Let’s say I have a big array:
big = rand(1:4, 8_000_000)
I have a loop that will run 180 times and filter big and do something with the results. Each time I filter big, the result vector will be a different size (trivially in the example, but with much more variation in the real code) so it’s hard to pre-allocate and just update in place.
Instead, I want the filter to be an iterator so I can loop through the results one at a time–the filtered array is never created/allocated: I just get one scalar per iteration. At least, this is what I am assuming. But, I can’t get it work out that way. Or, maybe I am expecting the wrong thing.
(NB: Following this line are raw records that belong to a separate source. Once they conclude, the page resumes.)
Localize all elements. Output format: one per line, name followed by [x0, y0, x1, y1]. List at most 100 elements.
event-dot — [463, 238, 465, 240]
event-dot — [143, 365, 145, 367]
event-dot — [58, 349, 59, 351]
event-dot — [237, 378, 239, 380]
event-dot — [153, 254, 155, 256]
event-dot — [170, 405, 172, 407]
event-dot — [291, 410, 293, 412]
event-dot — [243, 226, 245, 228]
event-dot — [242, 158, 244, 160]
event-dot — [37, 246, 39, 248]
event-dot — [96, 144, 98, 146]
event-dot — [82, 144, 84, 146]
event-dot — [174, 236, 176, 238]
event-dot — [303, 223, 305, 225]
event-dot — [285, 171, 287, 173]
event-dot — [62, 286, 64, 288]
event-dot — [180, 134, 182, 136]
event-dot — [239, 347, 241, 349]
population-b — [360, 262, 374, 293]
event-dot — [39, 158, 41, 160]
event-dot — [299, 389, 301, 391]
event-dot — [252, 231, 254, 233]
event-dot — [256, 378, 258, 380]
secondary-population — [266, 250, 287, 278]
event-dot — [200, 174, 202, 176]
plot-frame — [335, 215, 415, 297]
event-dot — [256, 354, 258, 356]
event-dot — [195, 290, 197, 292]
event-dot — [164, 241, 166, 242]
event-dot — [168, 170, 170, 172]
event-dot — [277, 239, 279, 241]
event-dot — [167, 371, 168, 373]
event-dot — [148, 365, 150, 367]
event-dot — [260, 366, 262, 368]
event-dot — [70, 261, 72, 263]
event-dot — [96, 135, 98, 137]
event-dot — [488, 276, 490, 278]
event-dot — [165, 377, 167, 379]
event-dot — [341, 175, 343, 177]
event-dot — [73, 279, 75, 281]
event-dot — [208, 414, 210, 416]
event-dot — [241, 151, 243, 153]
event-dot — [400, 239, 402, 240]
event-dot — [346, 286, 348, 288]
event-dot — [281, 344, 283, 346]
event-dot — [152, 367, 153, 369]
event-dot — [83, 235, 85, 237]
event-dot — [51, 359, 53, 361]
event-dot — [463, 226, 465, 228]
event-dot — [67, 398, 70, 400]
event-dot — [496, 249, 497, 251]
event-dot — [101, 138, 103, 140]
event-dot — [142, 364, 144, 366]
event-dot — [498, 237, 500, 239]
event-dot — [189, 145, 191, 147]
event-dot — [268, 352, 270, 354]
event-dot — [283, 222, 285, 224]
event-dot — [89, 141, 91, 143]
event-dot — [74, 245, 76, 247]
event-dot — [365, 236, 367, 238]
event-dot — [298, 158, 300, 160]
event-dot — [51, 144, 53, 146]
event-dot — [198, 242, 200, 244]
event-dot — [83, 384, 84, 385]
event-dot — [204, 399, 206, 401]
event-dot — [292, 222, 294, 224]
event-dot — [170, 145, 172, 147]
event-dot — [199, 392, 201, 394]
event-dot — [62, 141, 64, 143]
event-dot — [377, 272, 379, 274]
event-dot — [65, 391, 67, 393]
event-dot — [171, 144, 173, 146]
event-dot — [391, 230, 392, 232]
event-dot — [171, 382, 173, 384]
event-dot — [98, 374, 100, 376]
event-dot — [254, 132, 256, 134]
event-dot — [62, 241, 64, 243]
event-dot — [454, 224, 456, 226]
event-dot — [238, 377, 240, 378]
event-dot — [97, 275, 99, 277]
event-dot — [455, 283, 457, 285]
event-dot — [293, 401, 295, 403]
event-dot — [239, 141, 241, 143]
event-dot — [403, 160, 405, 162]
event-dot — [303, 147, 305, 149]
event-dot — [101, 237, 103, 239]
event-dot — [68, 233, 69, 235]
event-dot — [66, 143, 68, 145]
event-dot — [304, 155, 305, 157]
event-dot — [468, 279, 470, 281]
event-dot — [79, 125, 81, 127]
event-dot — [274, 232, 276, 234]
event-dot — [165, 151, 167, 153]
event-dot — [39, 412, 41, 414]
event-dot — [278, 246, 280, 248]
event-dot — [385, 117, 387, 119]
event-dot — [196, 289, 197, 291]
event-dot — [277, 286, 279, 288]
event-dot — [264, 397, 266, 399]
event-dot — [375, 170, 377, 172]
julia> big = rand(1:4, 8_000_000);
julia> ifiltbig = Iterators.filter(x->x==4, big)
Base.Iterators.Filter{var"#119#120",Array{Int64,1}}(var"#119#120"(), [2, 4, 3, 4, 2, 2, 3, 4, 2, 4 … 3, 4, 4, 3, 1, 4, 4, 4, 1, 4])
julia> @btime for i in $ifiltbig
i * 4 # we really do more with i...
end;
18.252 ms (0 allocations: 0 bytes)
julia> @btime for i in filter(x->x==4, $big)
i * 4 # really, do more...
end;
12.433 ms (3 allocations: 61.04 MiB)
So, my largest source array is 8.4 million rows so this is close. The iterator version is slower but has no allocations. So, certainly less RAM consumed though RAM isn’t a problem with an 8 million by 13 array of Int. The non-iterator version has to create a temporary array to hold the result of the filter which allocates a lot of RAM (though the amount doesn’t make sense…) and runs faster iterating over the storage of the filtered result. So, no allocations is not helping execution speed.
I would have expected the allocated memory to be 8 bytes * 8 million items * approximately .25 for the filtered size = approx. 1.6e7 bytes.
As Jefferson would say, “What did I miss?” (Hamilton musical…)